The parents came out of the bedroom with bags of clothes and a sleeping baby.

‘Do you have children, Detective?’ Mrs Lyle said.

I stood up to face her.

‘Yes, ma’am. Just the one.’

‘Boy or girl?’

‘I have a little girl, ma’am. Eight years old. Scout.’

‘Like the girl in To Kill a Mockingbird?’

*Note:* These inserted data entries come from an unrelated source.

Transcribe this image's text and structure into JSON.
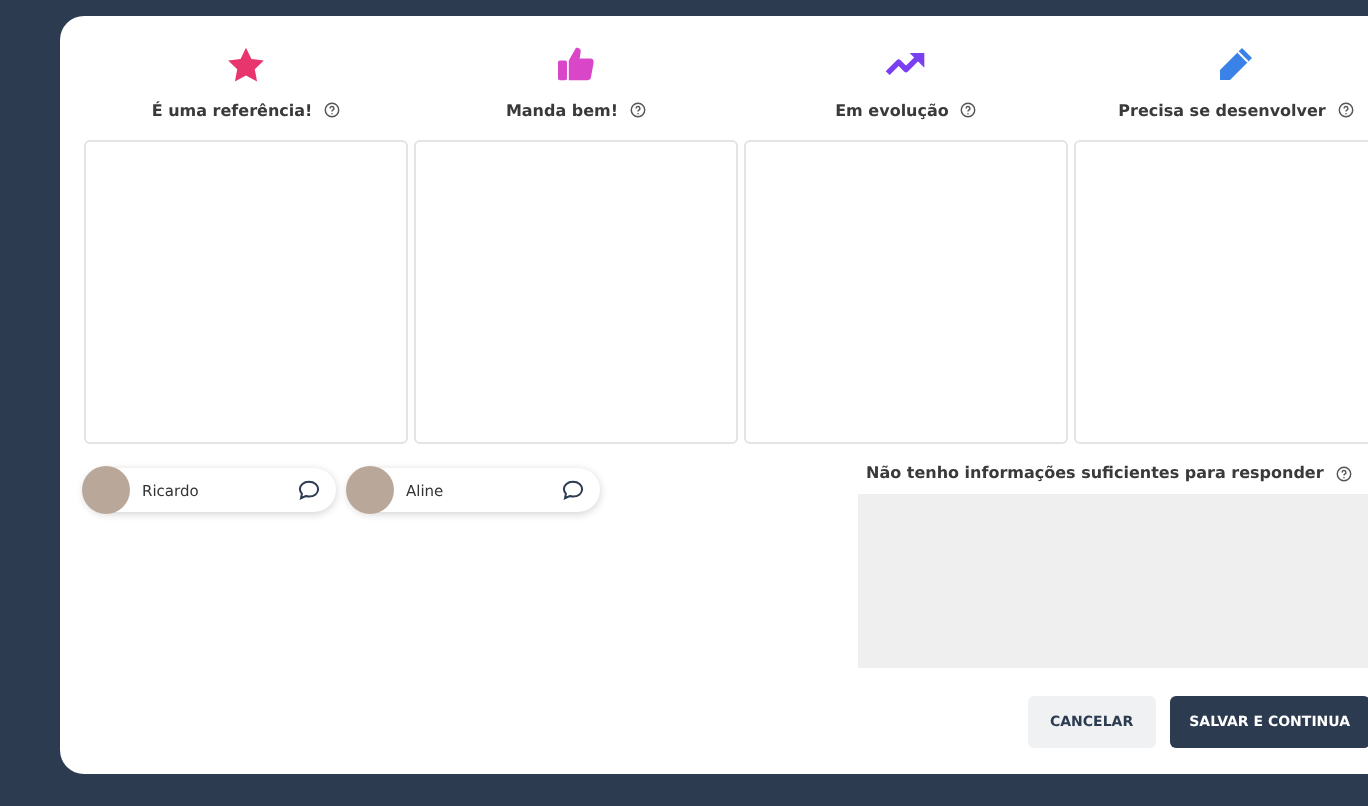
{
  "categories": [
    {
      "kind": "star",
      "label": "É uma referência!"
    },
    {
      "kind": "thumb",
      "label": "Manda bem!"
    },
    {
      "kind": "trend",
      "label": "Em evolução"
    },
    {
      "kind": "pencil",
      "label": "Precisa se desenvolver"
    }
  ],
  "people": [
    {
      "name": "Ricardo"
    },
    {
      "name": "Aline"
    }
  ],
  "no_info": {
    "label": "Não tenho informações suficientes para responder"
  },
  "buttons": {
    "cancel": "CANCELAR",
    "save": "SALVAR E CONTINUA"
  }
}
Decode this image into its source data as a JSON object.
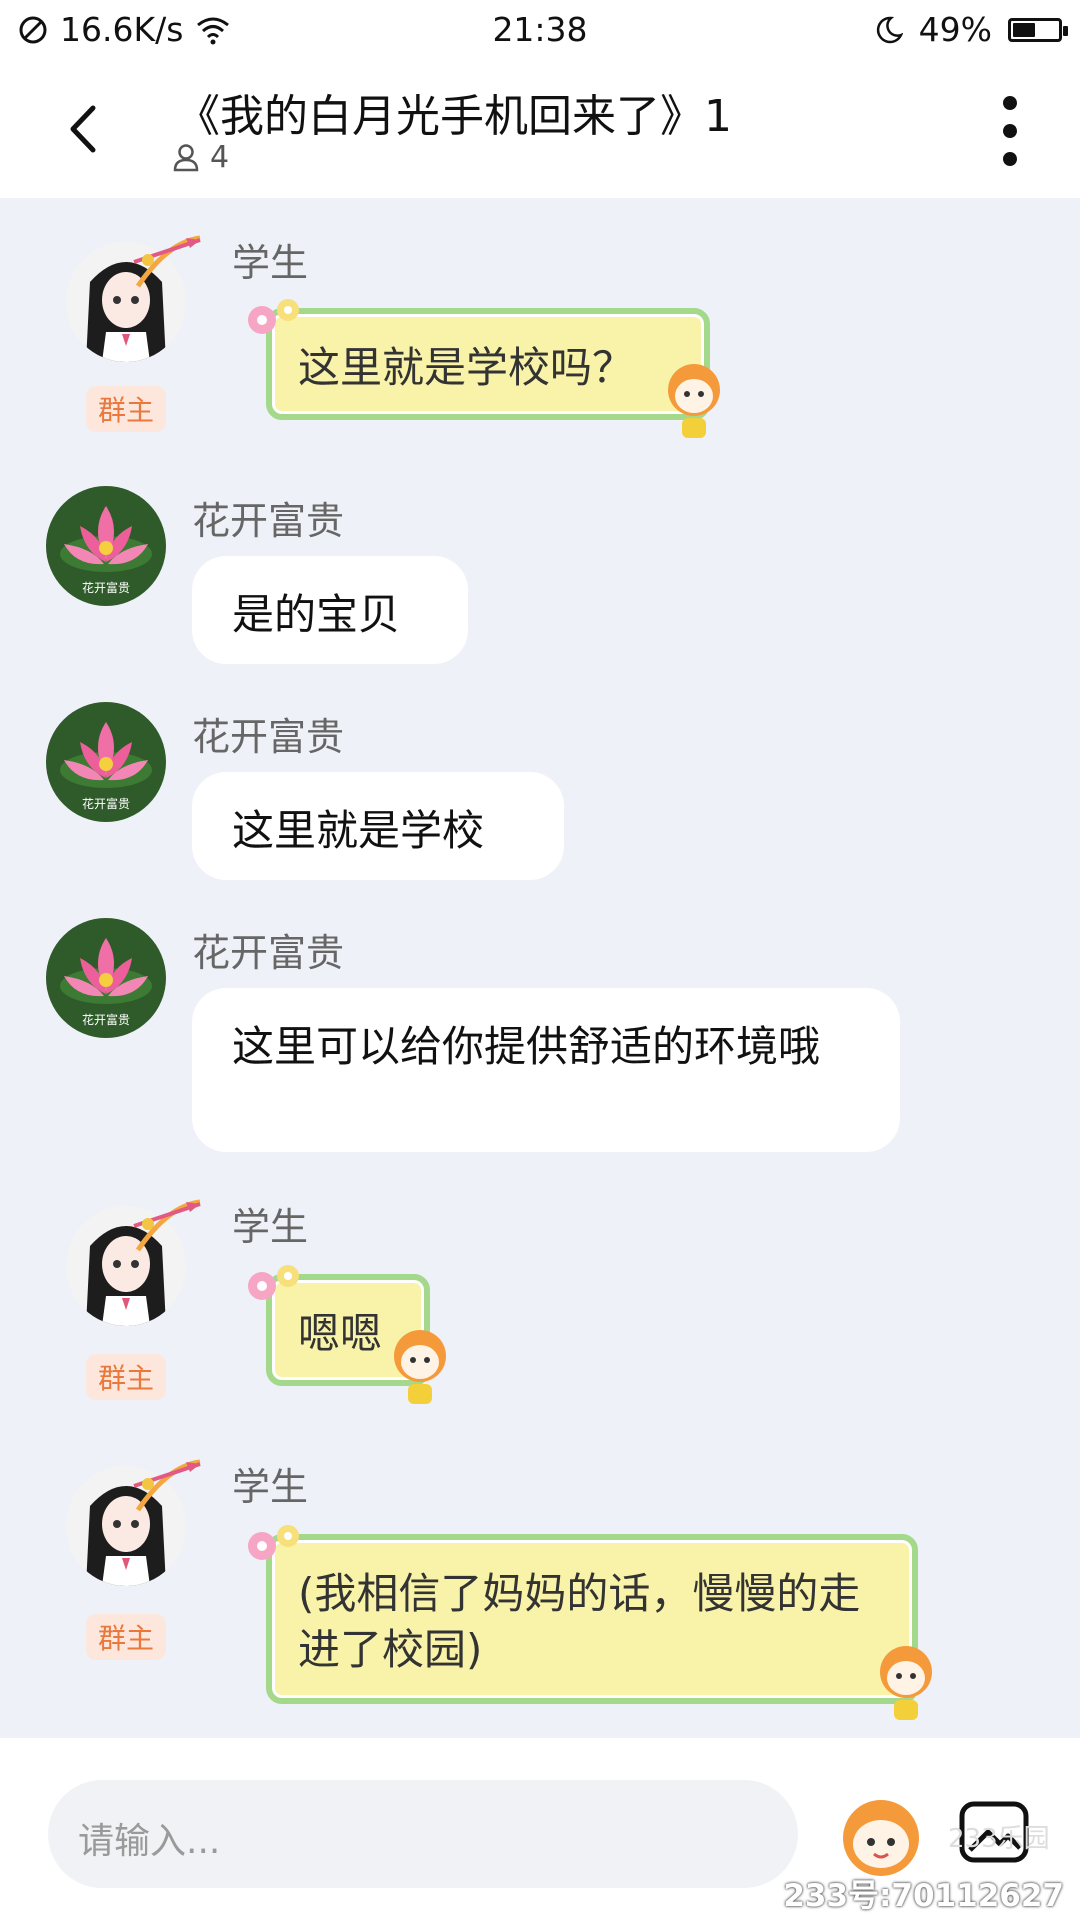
{
  "status_bar": {
    "net_speed": "16.6K/s",
    "time": "21:38",
    "battery": "49%",
    "battery_level": 0.49
  },
  "header": {
    "title": "《我的白月光手机回来了》1",
    "member_count": "4"
  },
  "messages": [
    {
      "sender": "学生",
      "badge": "群主",
      "text": "这里就是学校吗？",
      "style": "sticker"
    },
    {
      "sender": "花开富贵",
      "avatar_text": "花开富贵",
      "text": "是的宝贝",
      "style": "plain"
    },
    {
      "sender": "花开富贵",
      "avatar_text": "花开富贵",
      "text": "这里就是学校",
      "style": "plain"
    },
    {
      "sender": "花开富贵",
      "avatar_text": "花开富贵",
      "text": "这里可以给你提供舒适的环境哦",
      "style": "plain"
    },
    {
      "sender": "学生",
      "badge": "群主",
      "text": "嗯嗯",
      "style": "sticker"
    },
    {
      "sender": "学生",
      "badge": "群主",
      "text": "(我相信了妈妈的话，慢慢的走进了校园)",
      "style": "sticker"
    }
  ],
  "input": {
    "placeholder": "请输入..."
  },
  "watermark": "233号:70112627",
  "watermark_logo": "233乐园",
  "icons": [
    "no-sim-icon",
    "wifi-icon",
    "moon-icon",
    "battery-icon",
    "back-arrow-icon",
    "person-icon",
    "more-vertical-icon",
    "mascot-emoji-icon",
    "image-icon"
  ]
}
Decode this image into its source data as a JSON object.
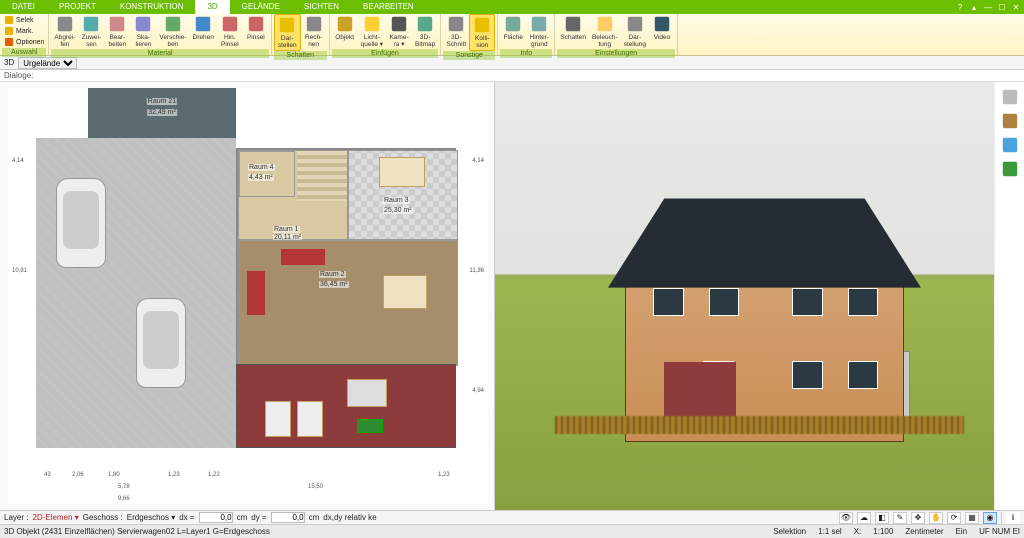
{
  "menu": {
    "tabs": [
      "DATEI",
      "PROJEKT",
      "KONSTRUKTION",
      "3D",
      "GELÄNDE",
      "SICHTEN",
      "BEARBEITEN"
    ],
    "active_index": 3
  },
  "ribbon": {
    "groups": [
      {
        "name": "Auswahl",
        "label": "Auswahl",
        "stack": [
          {
            "icon": "select-icon",
            "label": "Selek"
          },
          {
            "icon": "mark-icon",
            "label": "Mark."
          },
          {
            "icon": "options-icon",
            "label": "Optionen"
          }
        ]
      },
      {
        "name": "Material",
        "label": "Material",
        "buttons": [
          {
            "icon": "scissors-icon",
            "label": "Abgrei-\nfen"
          },
          {
            "icon": "assign-icon",
            "label": "Zuwei-\nsen"
          },
          {
            "icon": "edit-icon",
            "label": "Bear-\nbeiten"
          },
          {
            "icon": "scale-icon",
            "label": "Ska-\nlieren"
          },
          {
            "icon": "move-icon",
            "label": "Verschie-\nben"
          },
          {
            "icon": "rotate-icon",
            "label": "Drehen"
          },
          {
            "icon": "brush-icon",
            "label": "Hin.\nPinsel"
          },
          {
            "icon": "brush2-icon",
            "label": "Pinsel"
          }
        ]
      },
      {
        "name": "Schatten",
        "label": "Schatten",
        "buttons": [
          {
            "icon": "display-icon",
            "label": "Dar-\nstellen",
            "active": true
          },
          {
            "icon": "calc-icon",
            "label": "Rech-\nnen"
          }
        ]
      },
      {
        "name": "Einfügen",
        "label": "Einfügen",
        "buttons": [
          {
            "icon": "object-icon",
            "label": "Objekt"
          },
          {
            "icon": "light-icon",
            "label": "Licht-\nquelle ▾"
          },
          {
            "icon": "camera-icon",
            "label": "Kame-\nra ▾"
          },
          {
            "icon": "bitmap3d-icon",
            "label": "3D-\nBitmap"
          }
        ]
      },
      {
        "name": "Sonstige",
        "label": "Sonstige",
        "buttons": [
          {
            "icon": "section-icon",
            "label": "3D-\nSchnitt"
          },
          {
            "icon": "collision-icon",
            "label": "Kolli-\nsion",
            "active": true
          }
        ]
      },
      {
        "name": "Info",
        "label": "Info",
        "buttons": [
          {
            "icon": "area-icon",
            "label": "Fläche"
          },
          {
            "icon": "background-icon",
            "label": "Hinter-\ngrund"
          }
        ]
      },
      {
        "name": "Einstellungen",
        "label": "Einstellungen",
        "buttons": [
          {
            "icon": "shadow-icon",
            "label": "Schatten"
          },
          {
            "icon": "lighting-icon",
            "label": "Beleuch-\ntung"
          },
          {
            "icon": "display2-icon",
            "label": "Dar-\nstellung"
          },
          {
            "icon": "video-icon",
            "label": "Video"
          }
        ]
      }
    ]
  },
  "subbar": {
    "mode": "3D",
    "layer": "Urgelände"
  },
  "dlgbar": {
    "label": "Dialoge:"
  },
  "plan": {
    "garage_label": "Raum 21",
    "garage_area": "32,49 m²",
    "rooms": [
      {
        "key": "rm4",
        "label": "Raum 4",
        "area": "4,43 m²"
      },
      {
        "key": "rm1",
        "label": "Raum 1",
        "area": "20,11 m²"
      },
      {
        "key": "rm3",
        "label": "Raum 3",
        "area": "25,30 m²"
      },
      {
        "key": "rm2",
        "label": "Raum 2",
        "area": "36,45 m²"
      }
    ],
    "dims_left": [
      "4,14",
      "10,81"
    ],
    "dims_bottom": [
      "43",
      "2,06",
      "1,80",
      "1,23",
      "5,78",
      "9,66",
      "1,22",
      "15,50",
      "1,23"
    ],
    "dims_right": [
      "4,14",
      "11,36",
      "4,94"
    ]
  },
  "bottombar": {
    "layer_label": "Layer :",
    "layer_value": "2D-Elemen ▾",
    "floor_label": "Geschoss :",
    "floor_value": "Erdgeschos ▾",
    "dx_label": "dx =",
    "dx_value": "0,0",
    "dx_unit": "cm",
    "dy_label": "dy =",
    "dy_value": "0,0",
    "dy_unit": "cm",
    "rel": "dx,dy relativ ke",
    "info_btn": "i"
  },
  "statusbar": {
    "left": "3D Objekt (2431 Einzelflächen) Servierwagen02 L=Layer1 G=Erdgeschoss",
    "selection_label": "Selektion",
    "scale": "1:1 sel",
    "x_label": "X:",
    "scale2": "1:100",
    "unit": "Zentimeter",
    "mode": "Ein",
    "numlock": "UF NUM EI"
  },
  "side3d": {
    "buttons": [
      "layers-icon",
      "chair-icon",
      "wall-icon",
      "tree-icon"
    ]
  }
}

‘That’s where we got her name.’

‘Then you understand how we feel.’

She gave me a hug.

‘Find our daughter for us,’ she whispered. ‘Please.’

The old man looked at me as if I had done nothing yet that deserved a hug.

And as I was walking back to Whitestone I remembered the most famous story about Harry Flowers.

Back in eighties, height of the second summer of love, Harry Flowers had a business partner he fell out with. The friend became a rival. They both saw how big E was going to be, and how it was going to change the drug industry, and the kind of money there was to be made. Harry Flowers went to visit his rival with one man and a can of petrol. The rival was sitting down to Sunday lunch with his extended family. Harry Flowers and his man tied the rival to his chair at the head of the table and then they emptied the can of petrol over the rival’s family.

All of them.

The wife. The grandparents. The four children.

Then Harry Flowers lit a match.

He didn’t burn them. Because he did not have to.

And that was how Harry Flowers became the Henry Ford of the drugs industry.


Whitestone was waiting for me at the top of the hill. The brand-new car was being loaded on to the back of a lorry.

‘Jessica Lyle’s car is in the garage,’ I said. ‘So the flatmate, Snezia Jones, loaned her this one for the night. And Snezia, who is some kind of stripper, is dating Harry Flowers. If dating is the right word.’

She stared at me for a long moment. ‘The Harry Flowers?’ she said.

‘And it seems serious,’ I said. ‘She has Harry Flowers on her phone wallpaper.’

Whitestone’s eyes were wide behind her spectacles. ‘Let’s hope Harry’s wife doesn’t find out how serious they are.’

‘Who hates him?’ I said.

‘That would be a long list built up over many years,’ Whitestone said.

I filled my lungs with that sweet Hampstead air.

And I smelled the vodka again and I understood that I had got it wrong. It was my boss who had been drinking vodka on a work night.

No dogs, said the sign at the entrance to the Eden Hill Park estate, but I could hear the dogs barking beyond the trees, our dogs, the K9 unit; they were out there now and all over the unbroken darkness, looking for a body.

‘You know what happened here, don’t you?’ Whitestone said.

I nodded.

‘Someone took the wrong girl,’ I said.